Estas eram as necessidades dos hospitais no início do mês, sem contar ainda com um possível aumento do número de casos de gripe, que se espera mais agressiva neste ano. Questionado há menos de uma semana, no debate quinzenal no Parlamento, sobre a preparação do Serviço Nacional de Saúde para responder a um surto da doença, o primeiro ministro garantiu que as unidades estavam a postos, reflexo do investimento que o governo tem feito na contratação de recursos humanos. Uma afirmação contrariada pelo Sindicato Independente dos Médicos. Ao contrário dos últimos dez anos, o Ministério da Saúde tem 600 especialistas hospitalares recém-formados que não vai contratar, critica Jorge Roque da Cunha, secretário--geral do SIM, para quem estes especialistas têm a vantagem de serem integrados em equipas.

Uma crítica partilhada pelo Bastonário da Ordem dos Médicos, que garante que há especialistas recém-formados que já estão a ir para o privado ou a emigrar por falta de lugar no SNS. Depois os hospitais têm falta de pessoas para fazer urgências, até porque a partir de determinada idade os médicos deixam de as fazer, e têm de recorrer às empresas, com muitos médicos a quem não se conhece a qualidade que não estão habituados às equipas e às rotinas.

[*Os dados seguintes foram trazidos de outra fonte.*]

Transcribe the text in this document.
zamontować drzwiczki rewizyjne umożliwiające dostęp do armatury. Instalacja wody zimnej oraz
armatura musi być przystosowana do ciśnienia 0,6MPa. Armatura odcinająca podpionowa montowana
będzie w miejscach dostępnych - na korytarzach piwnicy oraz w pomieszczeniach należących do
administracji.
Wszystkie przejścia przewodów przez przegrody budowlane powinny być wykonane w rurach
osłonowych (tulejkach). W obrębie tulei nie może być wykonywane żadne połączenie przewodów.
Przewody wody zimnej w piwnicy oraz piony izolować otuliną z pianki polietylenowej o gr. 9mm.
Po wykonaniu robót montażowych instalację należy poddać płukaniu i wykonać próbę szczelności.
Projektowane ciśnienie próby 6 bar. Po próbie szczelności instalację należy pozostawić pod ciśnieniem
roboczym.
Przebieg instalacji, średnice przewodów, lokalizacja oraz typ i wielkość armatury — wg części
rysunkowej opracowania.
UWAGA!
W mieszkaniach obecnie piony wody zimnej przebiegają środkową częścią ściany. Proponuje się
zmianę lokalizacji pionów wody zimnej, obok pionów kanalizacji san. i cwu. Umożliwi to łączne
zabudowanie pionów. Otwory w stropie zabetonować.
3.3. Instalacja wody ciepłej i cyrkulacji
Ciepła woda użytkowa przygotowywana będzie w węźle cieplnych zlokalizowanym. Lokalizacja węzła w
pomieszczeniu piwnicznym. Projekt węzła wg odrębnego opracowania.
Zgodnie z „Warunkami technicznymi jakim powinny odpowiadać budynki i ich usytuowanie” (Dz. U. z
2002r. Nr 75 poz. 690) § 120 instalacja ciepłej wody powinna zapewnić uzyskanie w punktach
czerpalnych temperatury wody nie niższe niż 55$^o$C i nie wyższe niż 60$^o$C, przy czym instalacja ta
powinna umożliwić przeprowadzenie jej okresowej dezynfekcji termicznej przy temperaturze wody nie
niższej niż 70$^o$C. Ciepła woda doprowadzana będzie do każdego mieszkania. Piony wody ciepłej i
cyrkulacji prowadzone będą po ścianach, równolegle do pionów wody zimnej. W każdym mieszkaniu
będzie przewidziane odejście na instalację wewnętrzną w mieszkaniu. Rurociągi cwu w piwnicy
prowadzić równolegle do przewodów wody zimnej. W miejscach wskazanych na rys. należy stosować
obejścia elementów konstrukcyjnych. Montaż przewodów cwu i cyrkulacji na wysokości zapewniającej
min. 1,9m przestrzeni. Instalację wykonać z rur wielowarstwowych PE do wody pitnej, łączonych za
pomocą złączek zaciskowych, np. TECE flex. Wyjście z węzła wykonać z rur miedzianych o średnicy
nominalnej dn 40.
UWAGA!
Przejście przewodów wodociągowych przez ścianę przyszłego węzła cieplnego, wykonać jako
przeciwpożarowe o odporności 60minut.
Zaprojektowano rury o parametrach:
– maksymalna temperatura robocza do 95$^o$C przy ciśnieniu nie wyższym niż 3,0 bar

Muitos serviços vão funcionar com défice de profissionais, aumentando os tempos de espera e o stress dos próprios doentes e dos profissionais, argumenta Miguel Guimarães. À conta da obsessão do Dr. Centeno em ser presidente do Eurogrupo, os portugueses, por causa das cativações, vão gastar mais em saúde e vão ter piores tratamentos do que no ano passado, antevê, por seu lado, Roque da Cunha.

O DN questionou a Administração Central do Sistema de Saúde sobre as críticas à falta de contratação de especialistas recém-formados, assim como em relação a quanto foi pago neste ano a empresas de prestações de serviços e se o recurso a médicos tarefeiros em 2017 é superior ao ano passado - contrariando um objetivo do governo -, mas não obteve resposta do organismo que gere os recursos financeiros e humanos do Ministério da Saúde e do SNS. Em 2016, os hospitais gastaram cerca de cem milhões com prestações de serviços.

O presidente da Associação Portuguesa de Administradores Hospitalares reconhece que António Costa tem razão ao afirmar que houve reforço na contratação, mas, para Alexandre Lourenço, a grande questão é de organização do trabalho, com equipas dedicadas que eliminariam o recurso a tarefeiros (ver entrevista). Já Miguel Guimarães defende a aposta nos cuidados de saúde primários e um programa em literacia, para evitar deslocações desnecessárias às urgências.